Damjan Jovanovic damjan.jov@gmail.com writes:
I've hacked at this enough to get some basic USB I/O working, so now I have a better idea of what's necessary.
I like usbhub.sys separate from usbd.sys because:
- The service is called Usbhub in the registry, drivers might depend
on the service, and having the service load usbd.sys instead of usbhub.sys is confusing.
- usbd.sys isn't part of the device stack in any way, it's just a
utility library used to do miscellaneous things like parse USB descriptors. Putting I/O code in there would be confusing.
- Windows from 2000 onwards uses usbhub.sys for device stack
management and I/O. No Windows version uses usbd.sys like that.
- If we don't want dlls that export nothing, mountmgr.sys also exports
nothing, so it should be part of ntoskrnl.exe by the same logic.
- There will no more usbXXX.sys files for basic USB after usbhub.sys.
We might eventually want higher-level device class drivers (usbstor.sys, usbprint.sys) and Microsoft-provided generic drivers (usbscan.sys) though.
- The driver doesn't load first and load usbd.sys via an import which
creates a device stack, usbhub.sys loads first and then loads drivers (into the same process) on-demand, as their USB devices are plugged in.
A *very hacked* patch is attached, if you want to see how libusb-1.0 is used. It only works just enough for the driver to read descriptors from the device and send a few basic I/O requests.
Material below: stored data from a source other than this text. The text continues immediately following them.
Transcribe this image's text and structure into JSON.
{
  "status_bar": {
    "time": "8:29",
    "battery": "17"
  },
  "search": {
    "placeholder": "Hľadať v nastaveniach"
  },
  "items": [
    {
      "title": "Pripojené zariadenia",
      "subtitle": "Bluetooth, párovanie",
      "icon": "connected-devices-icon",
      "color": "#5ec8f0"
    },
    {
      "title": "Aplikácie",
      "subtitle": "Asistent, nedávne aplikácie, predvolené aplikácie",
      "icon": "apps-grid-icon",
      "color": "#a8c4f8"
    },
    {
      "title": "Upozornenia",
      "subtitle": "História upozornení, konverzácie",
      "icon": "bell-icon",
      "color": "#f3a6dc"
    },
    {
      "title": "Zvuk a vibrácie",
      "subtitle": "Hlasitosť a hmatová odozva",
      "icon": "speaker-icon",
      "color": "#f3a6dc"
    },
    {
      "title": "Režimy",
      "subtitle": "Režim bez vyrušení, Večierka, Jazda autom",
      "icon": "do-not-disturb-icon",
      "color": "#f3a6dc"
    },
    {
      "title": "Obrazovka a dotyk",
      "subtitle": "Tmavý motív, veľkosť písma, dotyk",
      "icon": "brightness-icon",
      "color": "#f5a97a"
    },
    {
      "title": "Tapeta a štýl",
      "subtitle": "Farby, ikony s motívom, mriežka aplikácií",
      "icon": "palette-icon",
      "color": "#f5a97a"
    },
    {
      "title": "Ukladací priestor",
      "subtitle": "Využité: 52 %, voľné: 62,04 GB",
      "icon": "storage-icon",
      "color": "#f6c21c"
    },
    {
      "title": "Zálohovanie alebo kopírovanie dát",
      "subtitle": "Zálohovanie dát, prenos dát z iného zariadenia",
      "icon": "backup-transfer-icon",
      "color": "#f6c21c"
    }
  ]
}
I'd like to start sending real patches soon, so can I add a separate usbhub.sys or do I have to stick with usbd.sys? And is libusb-1.0 ok?
It seems to me that the device detection needs to be handled by mountmgr, you don't want a libusb polling loop. Also I don't think you want to load all of usb inside the same process, native drivers will crash, and that shouldn't take down the whole usb support. I'd say you should have one process per device or something along those lines.